Modern distributions will have all tasks covered regardless of the command you are using. Basically they all initiate the shutdown run-time of your SysV (CentOS <7) or systemd (CentOS >=7) scripts (I will call them init scripts for ease of reading).

Shutting down using init scripts step by step stop all your services registered under usually runlevel 'S'. Individual init scripts can have a timeout, like the MySQL init script in CentOS. When the stop argument is given and the daemon will not be shutdown in a fair amount of time, the script will stop and exit giving a failure. The shutdown process will continue as if nothing was wrong, only taking a bit longer and probably print a warning. At the end, when all init scripts are executed, the inevitable will happen: all processes still running will get a SIGTERM signal and, after a few seconds (2 or 5), a SIGKILL. This will clean up the rest before an ACPI call is done to really reboot or shutdown your system.

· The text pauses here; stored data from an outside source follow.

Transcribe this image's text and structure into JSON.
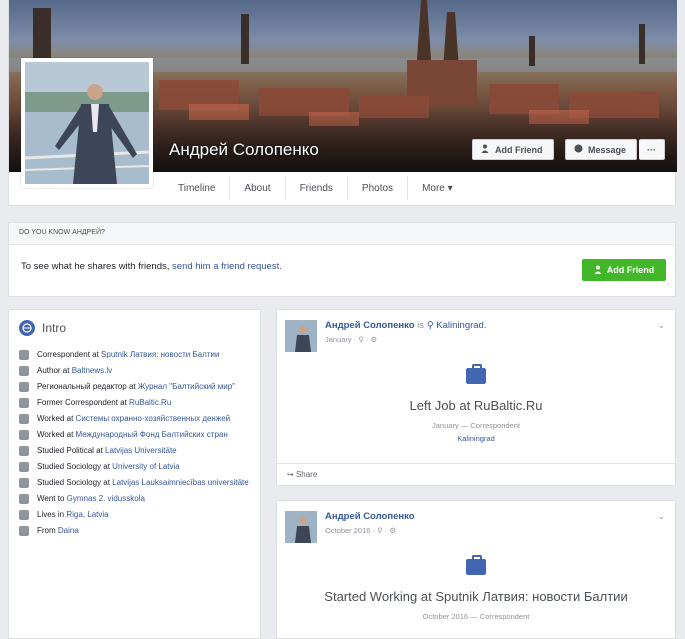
{
  "profile": {
    "name": "Андрей Солопенко"
  },
  "cover_actions": {
    "add_friend": "Add Friend",
    "message": "Message",
    "more": "···"
  },
  "nav": {
    "timeline": "Timeline",
    "about": "About",
    "friends": "Friends",
    "photos": "Photos",
    "more": "More ▾"
  },
  "friend_request": {
    "header": "Do you know Андрей?",
    "text": "To see what he shares with friends, ",
    "link": "send him a friend request.",
    "button": "Add Friend"
  },
  "intro": {
    "title": "Intro",
    "items": [
      {
        "prefix": "Correspondent at ",
        "link": "Sputnik Латвия: новости Балтии"
      },
      {
        "prefix": "Author at ",
        "link": "Baltnews.lv"
      },
      {
        "prefix": "Региональный редактор at ",
        "link": "Журнал \"Балтийский мир\""
      },
      {
        "prefix": "Former Correspondent at ",
        "link": "RuBaltic.Ru"
      },
      {
        "prefix": "Worked at ",
        "link": "Системы охранно-хозяйственных денжей"
      },
      {
        "prefix": "Worked at ",
        "link": "Международный Фонд Балтийских стран"
      },
      {
        "prefix": "Studied Political at ",
        "link": "Latvijas Universitāte"
      },
      {
        "prefix": "Studied Sociology at ",
        "link": "University of Latvia"
      },
      {
        "prefix": "Studied Sociology at ",
        "link": "Latvijas Lauksaimniecības universitāte"
      },
      {
        "prefix": "Went to ",
        "link": "Gymnas 2. vidusskola"
      },
      {
        "prefix": "Lives in ",
        "link": "Riga, Latvia"
      },
      {
        "prefix": "From ",
        "link": "Daina"
      }
    ]
  },
  "posts": [
    {
      "author": "Андрей Солопенко",
      "with": "is",
      "location": "Kaliningrad.",
      "date": "January · ⚲ · ⚙",
      "event_title": "Left Job at RuBaltic.Ru",
      "event_sub": "January — Correspondent",
      "event_loc": "Kaliningrad",
      "share": "Share"
    },
    {
      "author": "Андрей Солопенко",
      "date": "October 2016 · ⚲ · ⚙",
      "event_title": "Started Working at Sputnik Латвия: новости Балтии",
      "event_sub": "October 2016 — Correspondent"
    }
  ],
  "colors": {
    "fb_blue": "#4267b2",
    "link_blue": "#365899",
    "green": "#42b72a",
    "page_bg": "#e9ebee"
  }
}
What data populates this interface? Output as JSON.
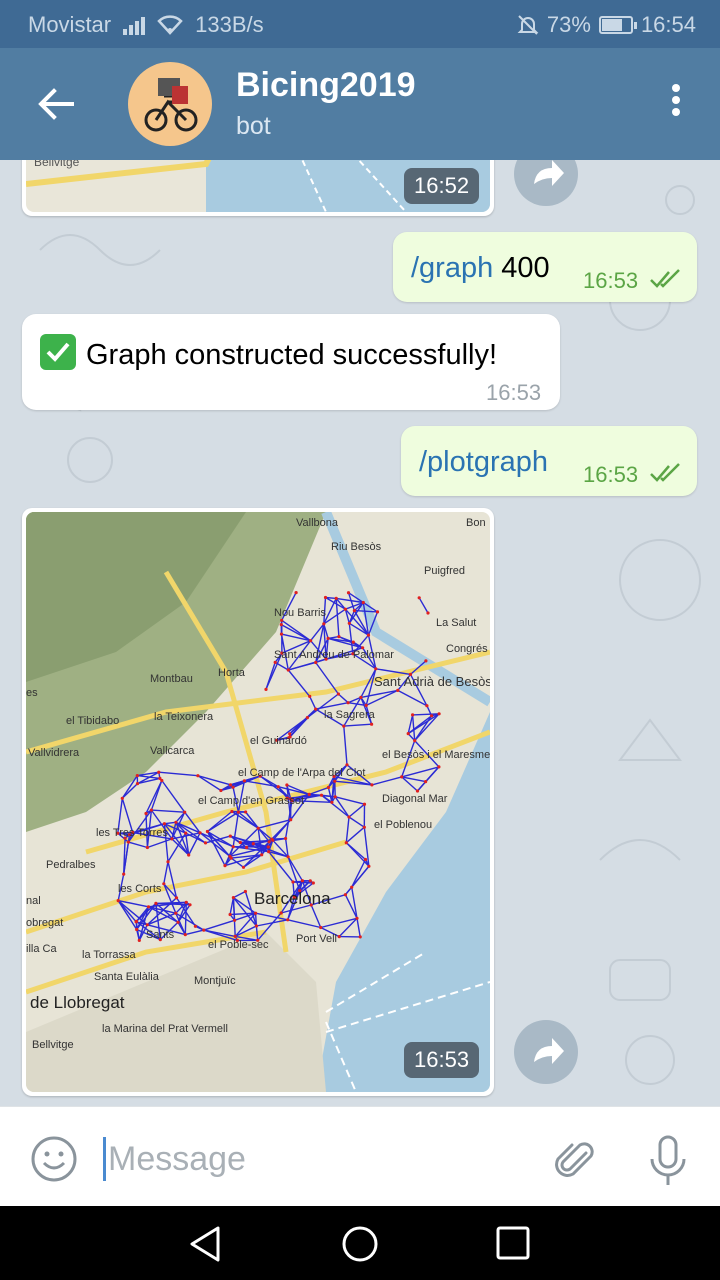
{
  "status": {
    "carrier": "Movistar",
    "speed": "133B/s",
    "battery": "73%",
    "battery_level": 0.73,
    "time": "16:54",
    "icons": [
      "signal-icon",
      "wifi-icon",
      "mute-icon",
      "battery-icon"
    ]
  },
  "header": {
    "title": "Bicing2019",
    "subtitle": "bot"
  },
  "messages": [
    {
      "type": "photo-in",
      "time": "16:52",
      "map_label": "Bellvitge"
    },
    {
      "type": "out",
      "command": "/graph",
      "arg": " 400",
      "time": "16:53"
    },
    {
      "type": "in",
      "emoji": "check-mark-icon",
      "text": "Graph constructed successfully!",
      "time": "16:53"
    },
    {
      "type": "out",
      "command": "/plotgraph",
      "arg": "",
      "time": "16:53"
    },
    {
      "type": "photo-in",
      "time": "16:53",
      "map_labels": [
        "Vallbona",
        "Riu Besòs",
        "Puigfred",
        "Nou Barris",
        "La Salut",
        "Congrés",
        "Sant Andreu de Palomar",
        "Montbau",
        "Horta",
        "Sant Adrià de Besòs",
        "es",
        "el Tibidabo",
        "la Teixonera",
        "la Sagrera",
        "Vallvidrera",
        "Vallcarca",
        "el Guinardó",
        "el Besòs i el Maresme",
        "el Camp de l'Arpa del Clot",
        "el Camp d'en Grassot",
        "Diagonal Mar",
        "les Tres Torres",
        "el Poblenou",
        "Pedralbes",
        "les Corts",
        "Barcelona",
        "nal",
        "obregat",
        "Sants",
        "el Poble-sec",
        "Port Vell",
        "illa Ca",
        "la Torrassa",
        "Santa Eulàlia",
        "Montjuïc",
        "de Llobregat",
        "la Marina del Prat Vermell",
        "Bellvitge",
        "Bon"
      ]
    }
  ],
  "input": {
    "placeholder": "Message"
  },
  "colors": {
    "header": "#517da2",
    "statusbar": "#3f6a94",
    "outgoing_bubble": "#effdde",
    "command_link": "#2a73b2",
    "time_outgoing": "#5ba545"
  }
}
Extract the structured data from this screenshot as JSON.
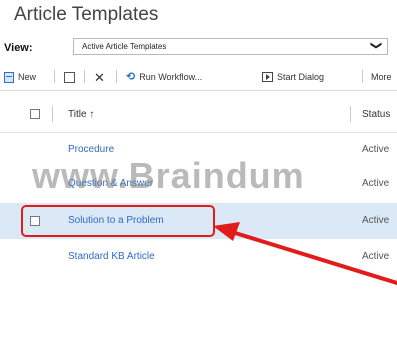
{
  "page": {
    "title": "Article Templates"
  },
  "view": {
    "label": "View:",
    "selected": "Active Article Templates",
    "chevron": "❯"
  },
  "toolbar": {
    "new_label": "New",
    "run_workflow_label": "Run Workflow...",
    "start_dialog_label": "Start Dialog",
    "more_label": "More"
  },
  "grid": {
    "columns": [
      {
        "label": "Title ↑"
      },
      {
        "label": "Status"
      }
    ],
    "rows": [
      {
        "title": "Procedure",
        "status": "Active"
      },
      {
        "title": "Question & Answer",
        "status": "Active"
      },
      {
        "title": "Solution to a Problem",
        "status": "Active"
      },
      {
        "title": "Standard KB Article",
        "status": "Active"
      }
    ]
  },
  "watermark": "www.Braindum",
  "colors": {
    "link": "#2f6bc2",
    "selected_row": "#dbe9f7",
    "annotation_red": "#e21b1b"
  },
  "icons": {
    "new": "new-record-icon",
    "copy": "copy-icon",
    "delete": "delete-x-icon",
    "workflow": "run-workflow-icon",
    "dialog": "start-dialog-icon"
  }
}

One exception is using the reboot command with the -f option, this will skip executing init scripts and will reboot the system directly.

You will be better off fixing the root-cause of your worries: MySQL not shutting down properly.

Often this is due to the massive load of work that needs to be done before the daemon can be exited safely. I once had a MySQL instance with +300.000 tables that took over an hour to exit. Similar issues can be found with systems using huge buffers and sparse I/O availability.